One guy sympathized with me and took me out to lunch. He acknowledged that the spath was into a ‘beauty trip’ and was very competitive with me. He said, in true earnest, that I was ‘far too beautiful of a woman’ to have anyone misuse me…and that as hard as she tried, in his opinion, I was still far more attractive than her. Not that this is of importance, but it is in the sense that there were at least one or two people from the class…including my best friend, Betty, who knew the truth. Betty lived two houses down from the spath so she would know her fairly well.
But the other classmates (scumbags) are not worth my time, and I usually ‘spin their heads’ if they bring her up in conversation with me.

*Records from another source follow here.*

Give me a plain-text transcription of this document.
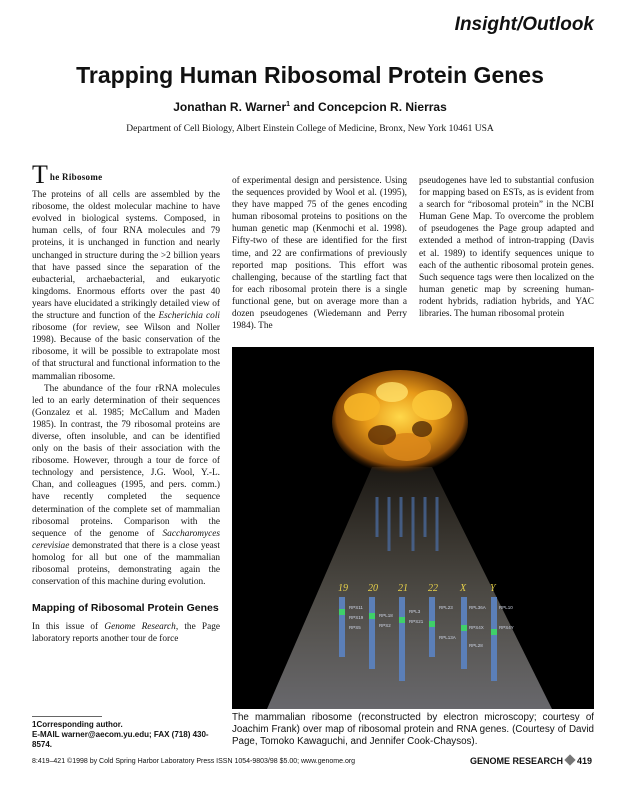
Insight/Outlook
Trapping Human Ribosomal Protein Genes
Jonathan R. Warner$^1$ and Concepcion R. Nierras
Department of Cell Biology, Albert Einstein College of Medicine, Bronx, New York 10461 USA
T he Ribosome

The proteins of all cells are assembled by the ribosome, the oldest molecular machine to have evolved in biological systems. Composed, in human cells, of four RNA molecules and 79 proteins, it is unchanged in function and nearly unchanged in structure during the >2 billion years that have passed since the separation of the eubacterial, archaebacterial, and eukaryotic kingdoms. Enormous efforts over the past 40 years have elucidated a strikingly detailed view of the structure and function of the Escherichia coli ribosome (for review, see Wilson and Noller 1998). Because of the basic conservation of the ribosome, it will be possible to extrapolate most of that structural and functional information to the mammalian ribosome.

The abundance of the four rRNA molecules led to an early determination of their sequences (Gonzalez et al. 1985; McCallum and Maden 1985). In contrast, the 79 ribosomal proteins are diverse, often insoluble, and can be identified only on the basis of their association with the ribosome. However, through a tour de force of technology and persistence, J.G. Wool, Y.-L. Chan, and colleagues (1995, and pers. comm.) have recently completed the sequence determination of the complete set of mammalian ribosomal proteins. Comparison with the sequence of the genome of Saccharomyces cerevisiae demonstrated that there is a close yeast homolog for all but one of the mammalian ribosomal proteins, demonstrating again the conservation of this machine during evolution.

Mapping of Ribosomal Protein Genes

In this issue of Genome Research, the Page laboratory reports another tour de force

of experimental design and persistence. Using the sequences provided by Wool et al. (1995), they have mapped 75 of the genes encoding human ribosomal proteins to positions on the human genetic map (Kenmochi et al. 1998). Fifty-two of these are identified for the first time, and 22 are confirmations of previously reported map positions. This effort was challenging, because of the startling fact that for each ribosomal protein there is a single functional gene, but on average more than a dozen pseudogenes (Wiedemann and Perry 1984). The

pseudogenes have led to substantial confusion for mapping based on ESTs, as is evident from a search for “ribosomal protein” in the NCBI Human Gene Map. To overcome the problem of pseudogenes the Page group adapted and extended a method of intron-trapping (Davis et al. 1989) to identify sequences unique to each of the authentic ribosomal protein genes. Such sequence tags were then localized on the human genetic map by screening human-rodent hybrids, radiation hybrids, and YAC libraries. The human ribosomal protein

19 20 21 22 X Y
RPS11
RPS19
RPS5
RPL18
RPS2
RPL3
RPS21
RPL23	RPL36A	RPL10
RPS4X	RPS4Y
RPL13A
RPL28
The mammalian ribosome (reconstructed by electron microscopy; courtesy of Joachim Frank) over map of ribosomal protein and RNA genes. (Courtesy of David Page, Tomoko Kawaguchi, and Jennifer Cook-Chaysos).
1Corresponding author.
E-MAIL warner@aecom.yu.edu; FAX (718) 430-8574.
8:419–421 ©1998 by Cold Spring Harbor Laboratory Press ISSN 1054-9803/98 $5.00; www.genome.org	GENOME RESEARCH 419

Same thing at work: a very clever spath starting working at a medical center where I worked. Before long, trouble started…at first the other women saw into her and gave me limited, but at least some, support. Until she used her mental devices and it went downhill for me. They stopped talking to me or even acknowledged my existence. I ended up alone and isolated…and they would all tense up if I approached them. A stronger personality would have entered their room, closed the door, and at least have asked, “Why are you guys down on me? Why aren’t you talking to me? And why aren’t we friends anymore?”
I need work in that regard…but maybe I did not care and I am not that ‘type’ of female. To me, these women are like the girls from sixth and seventh grade. Mindless/spineless.
I managed to get a state job and got out of that environment. The spath left a few months later…and if that didn’t indicate something to these women than nothing would.
My point being…no spath has been able to destroy me and none will. In fact, they had better not mess with me. These two women have nothing on me…they saw my integrity and courage. They know that I live and thrive.
Develop a backbone…acknowledge you were victimized…draw strength in your inner essence…and live like there is no tomorrow.
In the past I have not had trouble with what others think of me, knowing that those that know the real me would stick by me. However it is hard when it is family. Just recently I lost the other half of my family to my oldest daughters lies and deceit. Her thing is to pretend she is sick and dying and once she has their sympathy and has them back in her life she discredits and lies about the one person she knows has her figured out – me! She came sweeping back into my life when her half brother died in March and I am still licking my wounds and accepting that I have lost my family and I must pick up the pieces and live my life. I can only sit back and wait and pray that my family sees the truth.